Scotty85. U are the man!!! I formatted the sd again (fat32) dropped the .zip and checked in properties to make sure the file only had one .zip. Loaded the phone into hboot and got wrong image
no image
wrong image. Then it started going through it process and updating and ultimatly booted right up. Worked like a charm and thank god it did because i really dont know ship about sdk or adb( need to learn it, a book for dummies perhaps lmao) Anyways I cant thank u enough bro!


----------



## scotty85 (Jul 16, 2011)

awsome! glad it worked out for you.


----------



## scotty85 (Jul 16, 2011)

djj624 said:


> Worked like a charm and thank god it did because i really dont know ship about sdk or adb( need to learn it, a book for dummies perhaps lmao)
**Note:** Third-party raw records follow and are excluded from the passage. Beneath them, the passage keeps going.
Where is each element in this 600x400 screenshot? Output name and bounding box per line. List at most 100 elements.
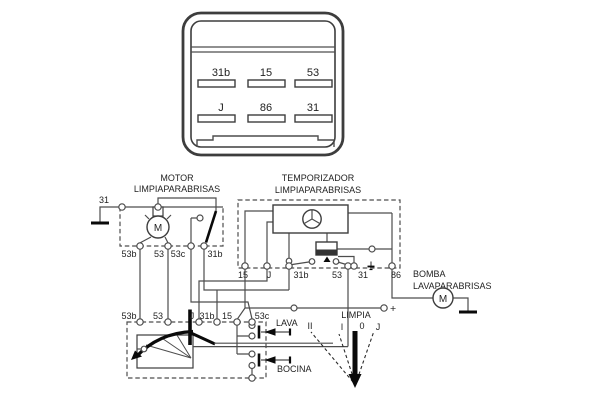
wires-to-limpia (193, 342, 348, 348)
lava-contact (248, 332, 256, 340)
terminal (154, 203, 162, 211)
terminal-label: 53 (332, 270, 342, 280)
terminal (164, 318, 172, 326)
relay-slot-31b (197, 79, 236, 88)
control-switch-box: 53b 53 J 31b 15 53c LAVA BOCINA (121, 309, 348, 382)
terminal (350, 262, 358, 270)
motor-title: MOTOR (160, 173, 194, 183)
ground-terminal-31: 31 (91, 195, 223, 225)
relay-terminal-label: 31b (212, 67, 230, 79)
terminal-label: 15 (238, 270, 248, 280)
terminal-label: J (267, 270, 272, 280)
pump-motor-icon (432, 287, 454, 309)
wire (190, 217, 197, 243)
wire (453, 297, 469, 312)
timer-title: TEMPORIZADOR (282, 173, 355, 183)
terminal-label: 53 (153, 311, 163, 321)
timer-title: LIMPIAPARABRISAS (275, 185, 361, 195)
terminal (233, 318, 241, 326)
terminal (213, 318, 221, 326)
terminal-label: 53 (154, 249, 164, 259)
junction (290, 304, 298, 312)
lava-arrow-icon (264, 328, 276, 336)
relay-slot-j (197, 114, 236, 123)
rotary-arrowhead-icon (131, 350, 142, 360)
bocina-label: BOCINA (277, 364, 312, 374)
terminal-label: 15 (222, 311, 232, 321)
rotary-positions (145, 333, 192, 359)
terminal-label: 31b (207, 249, 222, 259)
bocina-arrow-icon (264, 356, 276, 364)
terminal-label: 53c (255, 311, 270, 321)
terminal (388, 262, 396, 270)
fan-spokes (303, 209, 321, 225)
bocina-contact (248, 350, 256, 358)
wire-53c (190, 249, 253, 319)
terminal-label: 53b (121, 249, 136, 259)
relay-terminal-label: 15 (260, 67, 272, 79)
terminal (285, 262, 293, 270)
limpia-position-label: J (376, 322, 381, 332)
washer-pump: M (432, 287, 477, 314)
motor-title: LIMPIAPARABRISAS (134, 184, 220, 194)
wire (99, 206, 223, 223)
relay-slot-15 (247, 79, 286, 88)
terminal-label: J (190, 311, 195, 321)
switch-dashed-box (126, 321, 267, 379)
rotary-switch-body (136, 334, 194, 369)
relay-slot-53 (294, 79, 333, 88)
park-switch-blade (204, 210, 218, 243)
rotary-contact (140, 345, 148, 353)
pump-title: LAVAPARABRISAS (413, 281, 492, 291)
lava-label: LAVA (276, 318, 298, 328)
terminal (187, 242, 195, 250)
wire (157, 197, 217, 211)
wiper-motor-icon (146, 215, 170, 239)
terminal (263, 262, 271, 270)
terminal-label: 31 (358, 270, 368, 280)
terminal (248, 374, 256, 382)
terminal (195, 318, 203, 326)
relay-contact (308, 258, 316, 265)
timer-dashed-box (237, 199, 401, 269)
rotary-sweep-arc (134, 329, 194, 359)
terminal (118, 203, 126, 211)
relay-terminal-label: 53 (307, 67, 319, 79)
terminal-label: 31b (293, 270, 308, 280)
timer-box: 15 J 31b 53 31 86 (237, 199, 433, 299)
wire (288, 255, 355, 266)
park-contact (196, 214, 204, 222)
wire-15-plus (237, 269, 381, 320)
relay-terminal-label: 86 (260, 102, 272, 114)
motor-letter: M (154, 223, 162, 234)
plus-label: + (390, 303, 396, 315)
terminal (248, 318, 256, 326)
relay-coil-core (316, 249, 337, 255)
junction (368, 245, 376, 253)
relay-terminal-label: 31 (307, 102, 319, 114)
limpia-switch: LIMPIA II I 0 J (307, 310, 380, 388)
limpia-label: LIMPIA (341, 310, 371, 320)
relay-terminal-label: J (218, 102, 224, 114)
relay-connector: 31b 15 53 J 86 31 (181, 11, 345, 157)
wire-j (198, 269, 268, 319)
wire-31b (203, 249, 290, 319)
terminal (241, 262, 249, 270)
plus-terminal (380, 304, 388, 312)
bocina-contact (248, 361, 256, 370)
position-fan-lines (310, 330, 375, 383)
terminal (136, 242, 144, 250)
limpia-position-label: 0 (359, 321, 364, 331)
wire (244, 210, 433, 299)
relay-contact (332, 258, 340, 265)
terminal-label: 53c (171, 249, 186, 259)
pump-title: BOMBA (413, 269, 446, 279)
limpia-position-label: II (307, 321, 312, 331)
switch-lever-link (190, 331, 216, 346)
relay-slot-86 (247, 114, 286, 123)
limpia-position-label: I (341, 322, 344, 332)
pump-letter: M (439, 294, 447, 305)
limpia-lever-arrowhead-icon (348, 374, 362, 388)
terminal-label: 31b (199, 311, 214, 321)
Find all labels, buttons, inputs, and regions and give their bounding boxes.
well then you may want to play with the file i linked for you above. just download and extract it,as i described,then open the cmd window and change to it

make sure usb debugging is set on the phone and plug it in. some basic commands to get your feet wet

*adb devices *spits back your serial number,indicating the phone is seen

*adb shell *gives you a # and indicates you have root access

*adb reboot *reboots the phone

*adb reboot recovery *boots the phone to recovery

*adb reboot bootloader *boots the phone to fastboot

in fastboot:
*fastboot devices *reports serial number

*fastboot getvar all *reports quite a few things about your phone

*fastboot reboot bootloader *reboots the bootloader

*fastboot reboot *boots you back to the operating system


----------



## djj624 (Aug 12, 2011)

Are these commands standard for all phones?

Sent from a Liquid Smooth SGS3


----------



## scotty85 (Jul 16, 2011)

djj624 said:


> Are these commands standard for all phones?
> 
> Sent from a Liquid Smooth SGS3


yup. any android phone should recognize those commands,with exception of some devices that do not have a true recovery partition


----------